Anonymous wrote:
Anonymous wrote:I guess I'm the weird one, because I don't actually find anything wrong with her response! To me, it's the friendship equivalent of "it's not you, it's me" - nothing wrong with you, I just don't have time for more friends right now. I would vastly prefer this response to "I'm busy" where I would keep asking.
Reminds me of this article about "askers vs. guessers" - I'm a major asker, and prefer others to be as well. I also have no problem getting shot down about stuff.
https://www.theatlantic.com/national/archive/2010/05/askers-vs-guessers/340891/
I'm actually interested in what other options there are besides just saying "I'm busy" - I'm not a fan of the "polite lie" and while I am not the person who texted the OP, and I would be a bit more tactful than this, I wonder what other people think a good response is, generally, to overtures of friendship/increasing friendship "level" for lack of a better word when you just do not have the social bandwidth for more friends.
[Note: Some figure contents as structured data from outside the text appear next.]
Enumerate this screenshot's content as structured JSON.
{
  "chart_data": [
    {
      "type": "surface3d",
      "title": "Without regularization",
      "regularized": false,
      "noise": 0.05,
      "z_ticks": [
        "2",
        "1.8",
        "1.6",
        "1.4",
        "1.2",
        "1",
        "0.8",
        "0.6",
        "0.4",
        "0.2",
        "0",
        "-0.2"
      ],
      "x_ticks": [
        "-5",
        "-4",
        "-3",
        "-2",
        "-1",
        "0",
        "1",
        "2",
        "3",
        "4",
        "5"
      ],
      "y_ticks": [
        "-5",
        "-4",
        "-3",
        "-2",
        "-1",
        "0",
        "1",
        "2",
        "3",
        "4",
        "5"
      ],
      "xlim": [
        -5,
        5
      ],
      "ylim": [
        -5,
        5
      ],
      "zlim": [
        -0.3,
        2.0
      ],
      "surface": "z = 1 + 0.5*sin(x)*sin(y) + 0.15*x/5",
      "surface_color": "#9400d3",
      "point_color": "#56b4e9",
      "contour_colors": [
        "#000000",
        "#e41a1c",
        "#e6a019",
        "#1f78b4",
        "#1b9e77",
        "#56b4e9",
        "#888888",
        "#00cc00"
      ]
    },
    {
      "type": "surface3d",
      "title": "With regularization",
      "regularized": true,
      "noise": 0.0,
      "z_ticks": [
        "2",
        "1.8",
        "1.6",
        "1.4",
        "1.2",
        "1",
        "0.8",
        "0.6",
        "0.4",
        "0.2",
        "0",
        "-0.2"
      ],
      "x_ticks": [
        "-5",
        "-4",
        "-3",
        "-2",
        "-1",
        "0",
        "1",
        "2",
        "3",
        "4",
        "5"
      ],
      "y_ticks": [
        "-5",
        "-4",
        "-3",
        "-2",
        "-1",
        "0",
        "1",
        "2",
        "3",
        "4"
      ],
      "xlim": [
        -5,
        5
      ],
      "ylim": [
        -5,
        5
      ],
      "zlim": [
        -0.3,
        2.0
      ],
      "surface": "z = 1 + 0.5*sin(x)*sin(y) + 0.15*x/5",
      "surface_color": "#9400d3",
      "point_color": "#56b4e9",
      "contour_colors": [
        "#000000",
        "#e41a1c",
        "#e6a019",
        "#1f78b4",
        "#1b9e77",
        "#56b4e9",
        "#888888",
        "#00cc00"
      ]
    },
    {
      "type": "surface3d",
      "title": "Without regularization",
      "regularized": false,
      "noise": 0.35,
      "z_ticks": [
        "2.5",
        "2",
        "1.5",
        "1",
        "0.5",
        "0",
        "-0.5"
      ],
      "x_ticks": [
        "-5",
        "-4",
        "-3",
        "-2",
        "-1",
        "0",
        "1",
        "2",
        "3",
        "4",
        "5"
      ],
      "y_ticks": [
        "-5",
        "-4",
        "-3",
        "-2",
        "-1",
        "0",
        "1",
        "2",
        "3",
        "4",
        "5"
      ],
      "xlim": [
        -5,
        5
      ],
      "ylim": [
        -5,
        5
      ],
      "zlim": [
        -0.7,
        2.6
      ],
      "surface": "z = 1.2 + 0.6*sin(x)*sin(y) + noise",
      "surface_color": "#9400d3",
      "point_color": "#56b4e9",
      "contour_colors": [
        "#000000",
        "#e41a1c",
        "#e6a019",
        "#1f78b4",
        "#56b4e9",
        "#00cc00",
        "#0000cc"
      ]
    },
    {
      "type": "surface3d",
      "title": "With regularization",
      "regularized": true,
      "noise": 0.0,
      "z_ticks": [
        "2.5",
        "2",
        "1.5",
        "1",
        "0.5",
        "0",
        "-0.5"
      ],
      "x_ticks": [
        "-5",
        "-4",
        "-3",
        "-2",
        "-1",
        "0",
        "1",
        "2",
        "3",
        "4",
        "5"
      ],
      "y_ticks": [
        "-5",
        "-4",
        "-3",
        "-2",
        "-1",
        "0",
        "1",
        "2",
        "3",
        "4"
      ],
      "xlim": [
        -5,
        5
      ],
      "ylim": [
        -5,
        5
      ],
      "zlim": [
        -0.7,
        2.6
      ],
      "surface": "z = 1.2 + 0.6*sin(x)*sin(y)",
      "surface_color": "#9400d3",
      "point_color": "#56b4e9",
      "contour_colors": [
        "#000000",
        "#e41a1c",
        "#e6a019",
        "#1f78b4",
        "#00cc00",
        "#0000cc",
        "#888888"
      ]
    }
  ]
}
In fact, I'm gonna create a s/o thread.
Decline by saying "Sorry, we can't this weekend, " would suffice. Then buck up because I might invite you again. But if I receive 2 or 3 declines without an explanation or another offer or some indication that they do want to hang out (such as "sorry we can't this weekend, maybe next?" Or "that sounds fun, I love fire pits, but we can't this weekend, ") I will stop asking.
If I've really offended someone, sure, tell me. But if you just don't have the time for more friends, or you really don't like me, I'd absolutely prefer being ghosted.
I can take a hint and would prefer to save face. I think the person declining the invite would prefer a non-awkward approach too.
Because really, the op's example is another way of saying "I don't like you enough to be your friend."